The last two days I’ve gotten up with the goal of writing a purposeful review of the last few weeks from my point of view as a liberal with Attention Deficit Disorder. I got distracted by Facebook and printing out my novel in progress and simply forgot to get around to it. Today I would be identified as gifted as well, though back when I went to school I was just “smart and lazy.”
But I digress. It happens a lot.
You may have noticed by now, if you’re following along at all, that I have a laser-thin focus on certain aspects of this year’s election process. This is a sometimes positive, sometimes hellish aspect of ADD. It allows me to work on a task with a frightening single-mindedness that excludes everything, often including tact.
This morning, as I left services that were devoted to counting blessings and honoring our veterans, this song popped up on the radio.

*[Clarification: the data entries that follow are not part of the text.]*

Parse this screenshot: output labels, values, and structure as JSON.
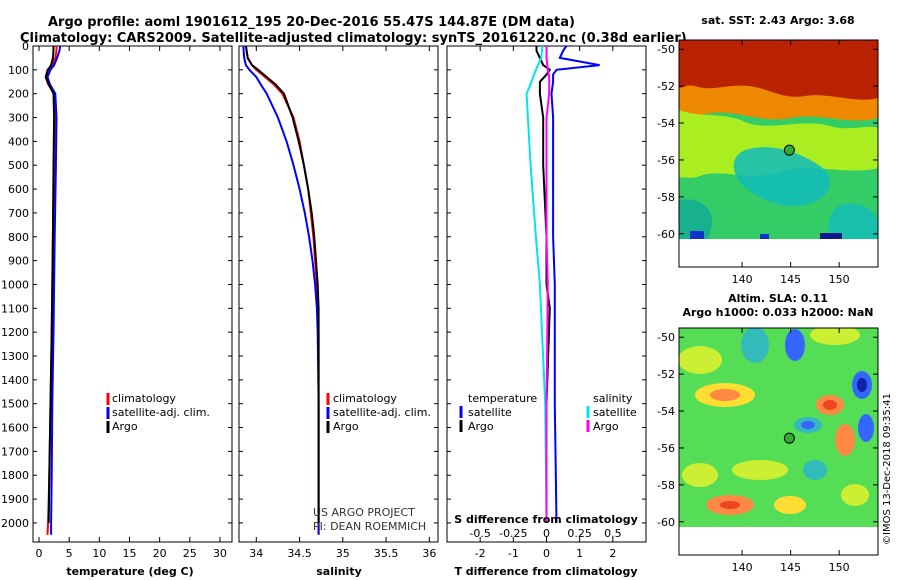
{
  "title": {
    "line1": "Argo profile: aoml 1901612_195 20-Dec-2016 55.47S 144.87E (DM data)",
    "line2": "Climatology: CARS2009. Satellite-adjusted climatology: synTS_20161220.nc (0.38d earlier)"
  },
  "colors": {
    "climatology": "#ff0000",
    "satellite": "#0000ff",
    "argo": "#000000",
    "temperature_sat_diff": "#0000ff",
    "salinity_sat_diff": "#00e5ee",
    "salinity_argo_diff": "#ff00ff"
  },
  "credits": {
    "line1": "US ARGO PROJECT",
    "line2": "PI: DEAN ROEMMICH"
  },
  "chart_data": [
    {
      "id": "temperature",
      "type": "line",
      "xlabel": "temperature (deg C)",
      "xlim": [
        -1,
        32
      ],
      "xticks": [
        0,
        5,
        10,
        15,
        20,
        25,
        30
      ],
      "ylim": [
        2080,
        0
      ],
      "yticks": [
        0,
        100,
        200,
        300,
        400,
        500,
        600,
        700,
        800,
        900,
        1000,
        1100,
        1200,
        1300,
        1400,
        1500,
        1600,
        1700,
        1800,
        1900,
        2000
      ],
      "legend": [
        "climatology",
        "satellite-adj. clim.",
        "Argo"
      ],
      "series": [
        {
          "name": "climatology",
          "color": "#ff0000",
          "depth": [
            0,
            20,
            50,
            80,
            100,
            130,
            160,
            200,
            300,
            500,
            800,
            1000,
            1200,
            1500,
            1800,
            2000,
            2050
          ],
          "values": [
            2.9,
            2.9,
            2.7,
            2.2,
            1.4,
            1.1,
            1.5,
            2.5,
            2.6,
            2.5,
            2.3,
            2.2,
            2.1,
            1.9,
            1.7,
            1.5,
            1.4
          ]
        },
        {
          "name": "satellite-adj. clim.",
          "color": "#0000ff",
          "depth": [
            0,
            20,
            50,
            80,
            100,
            130,
            160,
            200,
            300,
            500,
            800,
            1000,
            1200,
            1500,
            1800,
            2000,
            2050
          ],
          "values": [
            3.5,
            3.4,
            3.0,
            2.5,
            1.9,
            1.4,
            1.8,
            2.7,
            2.9,
            2.8,
            2.6,
            2.5,
            2.4,
            2.2,
            2.1,
            2.0,
            2.0
          ]
        },
        {
          "name": "Argo",
          "color": "#000000",
          "depth": [
            0,
            20,
            50,
            80,
            100,
            130,
            160,
            200,
            300,
            500,
            800,
            1000,
            1200,
            1500,
            1800,
            2000
          ],
          "values": [
            2.4,
            2.4,
            2.3,
            2.0,
            1.5,
            1.1,
            1.6,
            2.4,
            2.5,
            2.4,
            2.3,
            2.2,
            2.1,
            1.9,
            1.7,
            1.6
          ]
        }
      ]
    },
    {
      "id": "salinity",
      "type": "line",
      "xlabel": "salinity",
      "xlim": [
        33.8,
        36.1
      ],
      "xticks": [
        34,
        34.5,
        35,
        35.5,
        36
      ],
      "ylim": [
        2080,
        0
      ],
      "legend": [
        "climatology",
        "satellite-adj. clim.",
        "Argo"
      ],
      "series": [
        {
          "name": "climatology",
          "color": "#ff0000",
          "depth": [
            0,
            50,
            80,
            100,
            130,
            160,
            200,
            300,
            400,
            500,
            600,
            700,
            800,
            900,
            1000,
            1100,
            1200,
            1500,
            2000,
            2050
          ],
          "values": [
            33.88,
            33.9,
            33.95,
            34.0,
            34.1,
            34.2,
            34.3,
            34.43,
            34.5,
            34.55,
            34.6,
            34.63,
            34.66,
            34.68,
            34.7,
            34.71,
            34.72,
            34.72,
            34.72,
            34.72
          ]
        },
        {
          "name": "satellite-adj. clim.",
          "color": "#0000ff",
          "depth": [
            0,
            50,
            80,
            100,
            130,
            160,
            200,
            300,
            400,
            500,
            600,
            700,
            800,
            900,
            1000,
            1100,
            1200,
            1500,
            2000,
            2050
          ],
          "values": [
            33.85,
            33.86,
            33.88,
            33.92,
            34.0,
            34.05,
            34.12,
            34.25,
            34.35,
            34.43,
            34.5,
            34.56,
            34.61,
            34.65,
            34.68,
            34.7,
            34.71,
            34.72,
            34.72,
            34.72
          ]
        },
        {
          "name": "Argo",
          "color": "#000000",
          "depth": [
            0,
            50,
            80,
            100,
            130,
            160,
            200,
            300,
            400,
            500,
            600,
            700,
            800,
            900,
            1000,
            1100,
            1200,
            1500,
            2000
          ],
          "values": [
            33.88,
            33.9,
            33.95,
            34.02,
            34.12,
            34.22,
            34.32,
            34.42,
            34.49,
            34.55,
            34.6,
            34.64,
            34.67,
            34.69,
            34.71,
            34.72,
            34.72,
            34.72,
            34.72
          ]
        }
      ]
    },
    {
      "id": "difference",
      "type": "line",
      "xlabel": "T difference from climatology",
      "xlabel_top": "S difference from climatology",
      "xlim": [
        -3,
        3
      ],
      "xticks": [
        -2,
        -1,
        0,
        1,
        2
      ],
      "s_xlim": [
        -0.75,
        0.75
      ],
      "s_ticks": [
        -0.5,
        -0.25,
        0,
        0.25,
        0.5
      ],
      "s_tick_labels": [
        "-0.5",
        "-0.25",
        "0",
        "0.25",
        "0.5"
      ],
      "ylim": [
        2080,
        0
      ],
      "legend_left_title": "temperature",
      "legend_right_title": "salinity",
      "legend": [
        "satellite",
        "Argo",
        "satellite",
        "Argo"
      ],
      "series": [
        {
          "name": "temperature satellite",
          "color": "#0000ff",
          "units": "T",
          "depth": [
            0,
            20,
            50,
            80,
            100,
            120,
            150,
            200,
            300,
            500,
            800,
            1000,
            1500,
            2000
          ],
          "values": [
            0.6,
            0.5,
            0.4,
            1.6,
            0.3,
            0.2,
            0.2,
            0.15,
            0.2,
            0.2,
            0.2,
            0.25,
            0.25,
            0.3
          ]
        },
        {
          "name": "temperature Argo",
          "color": "#000000",
          "units": "T",
          "depth": [
            0,
            20,
            50,
            80,
            100,
            120,
            150,
            200,
            300,
            500,
            800,
            1000,
            1100,
            1500,
            2000
          ],
          "values": [
            -0.3,
            -0.3,
            -0.2,
            -0.1,
            0.1,
            0.0,
            -0.2,
            -0.2,
            -0.1,
            -0.1,
            0.0,
            0.0,
            0.1,
            0.0,
            0.0
          ]
        },
        {
          "name": "salinity satellite",
          "color": "#00e5ee",
          "units": "S",
          "depth": [
            0,
            50,
            100,
            130,
            160,
            200,
            300,
            500,
            800,
            1000,
            1500,
            2000
          ],
          "values": [
            -0.03,
            -0.04,
            -0.08,
            -0.1,
            -0.12,
            -0.15,
            -0.14,
            -0.12,
            -0.08,
            -0.05,
            -0.01,
            0.0
          ]
        },
        {
          "name": "salinity Argo",
          "color": "#ff00ff",
          "units": "S",
          "depth": [
            0,
            50,
            100,
            130,
            160,
            200,
            300,
            500,
            800,
            1000,
            1500,
            2000
          ],
          "values": [
            0.0,
            0.0,
            0.01,
            0.02,
            0.02,
            0.02,
            0.0,
            0.0,
            0.0,
            0.01,
            0.0,
            0.0
          ]
        }
      ]
    },
    {
      "id": "sst-map",
      "type": "heatmap",
      "title": "sat. SST: 2.43 Argo: 3.68",
      "xlim": [
        133.5,
        154
      ],
      "ylim": [
        -61.8,
        -49.5
      ],
      "xticks": [
        140,
        145,
        150
      ],
      "yticks": [
        -50,
        -52,
        -54,
        -56,
        -58,
        -60
      ],
      "data_extent": [
        -60,
        -49.5
      ],
      "marker": {
        "lon": 144.87,
        "lat": -55.47
      },
      "regions": [
        {
          "label": "warm north",
          "color": "#b82200",
          "lat": [
            -53,
            -49.5
          ]
        },
        {
          "label": "transition",
          "color": "#ee8800",
          "lat": [
            -54,
            -53
          ]
        },
        {
          "label": "mid",
          "color": "#aaee22",
          "lat": [
            -56.5,
            -54
          ]
        },
        {
          "label": "cold south",
          "color": "#33cc66",
          "lat": [
            -60,
            -56.5
          ]
        }
      ]
    },
    {
      "id": "sla-map",
      "type": "heatmap",
      "title_line1": "Altim. SLA: 0.11",
      "title_line2": "Argo h1000: 0.033 h2000: NaN",
      "xlim": [
        133.5,
        154
      ],
      "ylim": [
        -61.8,
        -49.5
      ],
      "xticks": [
        140,
        145,
        150
      ],
      "yticks": [
        -50,
        -52,
        -54,
        -56,
        -58,
        -60
      ],
      "data_extent": [
        -60,
        -49.5
      ],
      "marker": {
        "lon": 144.87,
        "lat": -55.47
      },
      "regions": [
        {
          "label": "background",
          "color": "#55dd55"
        },
        {
          "label": "high",
          "color": "#ff8844"
        },
        {
          "label": "low",
          "color": "#3366ff"
        }
      ]
    }
  ],
  "stamp": "©IMOS 13-Dec-2018 09:35:41"
}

Subtitled “Stop, Hey What’s That Sound” by the record company exec who signed on Buffalo Springfield, For What It’s Worth is often associated with the Vietnam war, even though its writer, Stephen Stills, was actually inspired by the Sunset Strip Riots of 1966. The song captured my attention as an excellent jump-off point for this post.
I’ve been paying increasing attention to the political rhetoric that has brought us to where we are today, with a second term president and a congress that looks very much as it did two years ago. Such close attention, in fact, that I’ve flooded my friends’ FB feeds with warnings of the coming apocalypse if Romney should become President. Thankfully, we avoided the mess, but it’s a short-lived happy dance because now the real work begins. And some really don’t want to believe it’s over, in spite of all the evidence to the contrary. Me? I had a four-hour nap the day after the election because holding my breath that long meant taking a very long recovery nap afterward. I’ve tried being more relaxed about the results, but with conversations between my friends, it’s clear I wasn’t the only one stressed out.
There are, to be sure, key differences in balance and in the winners of this year’s election cycle, but I’ve been surprised at the ongoing and frightening comments that haven’t gone away post-election.
In the last week, two Facebook friends have taken me off their list, mainly for pointing out the inconvenient truth. It’s as if Karl Rove’s disbelief in the election results has spread like a virus. It’s still gloves off with those who think President Obama should not be in office, that no matter what we say about those who’ve obstructed progress, it’s still somehow all his fault. Small business employees are facing retribution in the form of layoffs now that it’s clear the Affordable Care Act will go through. Somehow, the abysmal record Bain Capital has for moving American jobs to China are irrelevant.
Really? Why? Because employers might suddenly have to pay their fair share? Because we’re dealing with a looming Fiscal Cliff that was of the Republicans’ own making?
The GOP’s deal with the Devil, Sequestration, was supposed to be a threat to scare voters into choosing Romney, but it failed. The GOP’s rhetoric should in theory have coaxed those voters into Romney’s corner. Instead, the GOP threw insults at the 47%, as Romney so handily identified the Brown voters, questioning their intelligence, value and dignity.
This campaign season has overflowed with vinegar, not honey. We’ve suffered through some 20,000 campaign commercials.
Saturation. All thanks to big money and Citizens United.
How could they expect it would go otherwise? The GOP continues to run on the assumption that the “minority” vote isn’t real enough to beat down the “white” vote, but they’ve just been handed a warning that they’re wrong. No amount of rounding up Hispanics in Arizona will keep the voting the way they want it to go. Five days after the election and they’re still counting votes, to the tune of over 500,000 early and provisional ballots. Voters are rightly concerned about disenfranchisement.
This isn’t about Black and White anymore. It’s about Rich White and everyone else. If you need a label, call the rest Brown. And by Brown I mean all shades, from pale on down to rich, deep chocolate. President Obama might not have carried a landslide victory in the popular vote, but then he didn’t have to, thanks to the Electoral College. His supporters are all shades and ethnicities, from many religious and a-religious backgrounds, of all ages and all financial backgrounds. And genders.
Two years from now, we’re going to see all this nastiness again, only this time we’ll be on the other side of Sequestration. I suggest strongly that you pay attention to what happens between now and New Year’s Eve, because that’s the direction Congress will take in the coming year.
And in the meantime, I think it’s time the rich men in charge put on their big boy pants and learn to play nice with the rest of us. If we can do without, so can they.